La Dispute has never been a band prone to settling. The five-piece from Grand Rapids, Michigan, is responsible for some of the most uncompromising, experimental hardcore music of the last decade. From their 2008 debut (in their current formation) Somewhere at the Bottom of the River Between Vega and Altair, to 2011's Wildlife, to 2015's Rooms of the House, La Dispute have continually pushed themselves to find new ways to portray some of the most difficult and universally affecting subject matters. Casting a wide stylistic net that includes - but isn't limited to - jazz, blues, spoken word, screamo and prog rock, La Dispute have developed a sound that, while constantly evolving, is unmistakably theirs.
A lot of structural change has taken place around the band since Rooms of the House that has forced them to adapt. La Dispute has always kept a tight grip on their own reins. Their first two records came out on Californian independent label No Sleep - trusted home to many of the bands they cut their teeth alongside - while Rooms of the House was released through their own label, a subsidiary of Vagrant records. After Vagrant was bought out by BMG in 2014, the band found themselves looking for a new home, ultimately finding one in Epitaph. Their fourth full-length, Panorama, is the first fruit of this new relationship.
Recorded between November 2017 and August 2018, Panorama is in many ways a continuation on a theme. It's a highly ambitious and deeply affecting body of work that filters narrative storytelling through a personal lens, like a set of Joan Didion essays set to music. It's heavier and weirder than previous efforts, taking the intensity of Wildlife and the patience of Rooms of the House and using them as pillars upon which to build something new. And, in doing so, they have broken through their own ceiling and set a new one.
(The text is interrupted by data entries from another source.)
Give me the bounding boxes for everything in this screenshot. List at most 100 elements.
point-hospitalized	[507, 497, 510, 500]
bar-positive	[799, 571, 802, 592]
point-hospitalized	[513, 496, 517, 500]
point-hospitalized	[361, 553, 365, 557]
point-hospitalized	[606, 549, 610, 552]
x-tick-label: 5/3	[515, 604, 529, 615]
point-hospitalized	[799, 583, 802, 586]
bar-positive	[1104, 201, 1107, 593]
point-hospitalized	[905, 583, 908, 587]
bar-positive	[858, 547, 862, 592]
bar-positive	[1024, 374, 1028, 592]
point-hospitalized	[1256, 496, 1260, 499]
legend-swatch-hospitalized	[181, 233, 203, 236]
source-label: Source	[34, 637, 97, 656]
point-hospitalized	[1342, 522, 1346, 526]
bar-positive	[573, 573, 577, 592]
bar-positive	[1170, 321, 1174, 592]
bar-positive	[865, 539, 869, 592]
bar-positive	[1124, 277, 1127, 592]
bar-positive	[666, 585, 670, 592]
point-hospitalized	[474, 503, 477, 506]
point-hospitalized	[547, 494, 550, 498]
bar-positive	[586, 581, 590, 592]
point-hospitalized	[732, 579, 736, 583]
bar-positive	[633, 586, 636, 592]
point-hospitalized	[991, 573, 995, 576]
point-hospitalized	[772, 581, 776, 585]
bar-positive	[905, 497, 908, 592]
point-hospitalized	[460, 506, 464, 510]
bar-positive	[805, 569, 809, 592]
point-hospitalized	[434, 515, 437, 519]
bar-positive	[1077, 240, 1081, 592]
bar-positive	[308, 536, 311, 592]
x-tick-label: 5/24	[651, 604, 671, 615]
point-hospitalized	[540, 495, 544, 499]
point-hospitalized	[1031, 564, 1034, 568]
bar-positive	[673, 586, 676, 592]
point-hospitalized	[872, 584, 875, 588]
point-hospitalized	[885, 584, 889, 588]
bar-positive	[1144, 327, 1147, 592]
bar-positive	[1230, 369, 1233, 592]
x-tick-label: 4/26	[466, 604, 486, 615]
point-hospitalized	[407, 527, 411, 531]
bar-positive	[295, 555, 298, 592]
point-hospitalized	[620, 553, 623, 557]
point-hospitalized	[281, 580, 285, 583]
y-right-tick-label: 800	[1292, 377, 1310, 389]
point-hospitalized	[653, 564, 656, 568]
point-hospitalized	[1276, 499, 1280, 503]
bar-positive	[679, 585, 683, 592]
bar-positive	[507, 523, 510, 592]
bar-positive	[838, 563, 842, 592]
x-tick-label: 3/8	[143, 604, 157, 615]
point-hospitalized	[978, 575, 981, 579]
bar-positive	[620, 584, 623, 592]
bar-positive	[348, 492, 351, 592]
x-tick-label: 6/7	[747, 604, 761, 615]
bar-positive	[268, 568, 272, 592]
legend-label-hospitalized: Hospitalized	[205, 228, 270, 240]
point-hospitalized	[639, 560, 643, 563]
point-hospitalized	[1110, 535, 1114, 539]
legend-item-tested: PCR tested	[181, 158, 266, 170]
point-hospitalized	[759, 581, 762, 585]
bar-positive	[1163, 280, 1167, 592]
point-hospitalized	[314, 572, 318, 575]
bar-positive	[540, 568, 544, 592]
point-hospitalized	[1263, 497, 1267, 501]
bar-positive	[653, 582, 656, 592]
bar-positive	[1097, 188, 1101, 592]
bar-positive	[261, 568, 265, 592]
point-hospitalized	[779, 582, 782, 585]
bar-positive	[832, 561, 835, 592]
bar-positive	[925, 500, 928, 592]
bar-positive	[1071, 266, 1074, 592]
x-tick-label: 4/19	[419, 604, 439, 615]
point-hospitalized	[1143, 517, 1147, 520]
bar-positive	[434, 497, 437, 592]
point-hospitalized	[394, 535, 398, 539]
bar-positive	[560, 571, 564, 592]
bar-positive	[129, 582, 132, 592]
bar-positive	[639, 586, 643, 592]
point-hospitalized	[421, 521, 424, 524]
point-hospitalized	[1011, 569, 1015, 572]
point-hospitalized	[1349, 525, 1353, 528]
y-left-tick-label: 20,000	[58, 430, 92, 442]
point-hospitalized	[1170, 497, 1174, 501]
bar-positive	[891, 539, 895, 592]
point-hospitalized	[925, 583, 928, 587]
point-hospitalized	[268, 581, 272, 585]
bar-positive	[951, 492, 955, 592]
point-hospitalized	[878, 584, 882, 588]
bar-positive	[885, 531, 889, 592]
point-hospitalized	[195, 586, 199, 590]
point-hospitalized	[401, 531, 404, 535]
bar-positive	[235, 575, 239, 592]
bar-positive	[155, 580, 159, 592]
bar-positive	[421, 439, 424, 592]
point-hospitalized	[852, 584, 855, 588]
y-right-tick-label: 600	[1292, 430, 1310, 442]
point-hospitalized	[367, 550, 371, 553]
Panorama has not been without its challenges, both creatively and practically. Only three members were living in Michigan when they started writing, with drummer Bradley Vander Lugt now living in Australia. Out of necessity, the incubation period for ideas began with back and forth over the internet, but the bulk of the writing had to be done together in their hometown of Grand Rapids. So, finding a time when Brad could make the trip with his family, they blocked three months off to write and rented a studio space to work 9-5 through the week. For over two months, they worked in separate rooms on individual tracks based on a rough concept and outline that Jordan had put together. They had around seven tracks finished when they came to the decision that no one was happy with them. With only the weeks before Brad was due to fly back to Australia left to work with, they scrapped everything and started all over again.
"In general, I think working apart when we were all there together was a waste, but I think we had it in our heads that there was a direction we should be going. That we needed to pick up where the last record left off and push further in the direction of quieter, more structured songs, but that never felt right," Jordan says in retrospect. "Feels a bit silly to say, but when we started over we all more or less just went by instinct. What happened felt right, and that's really where the record started."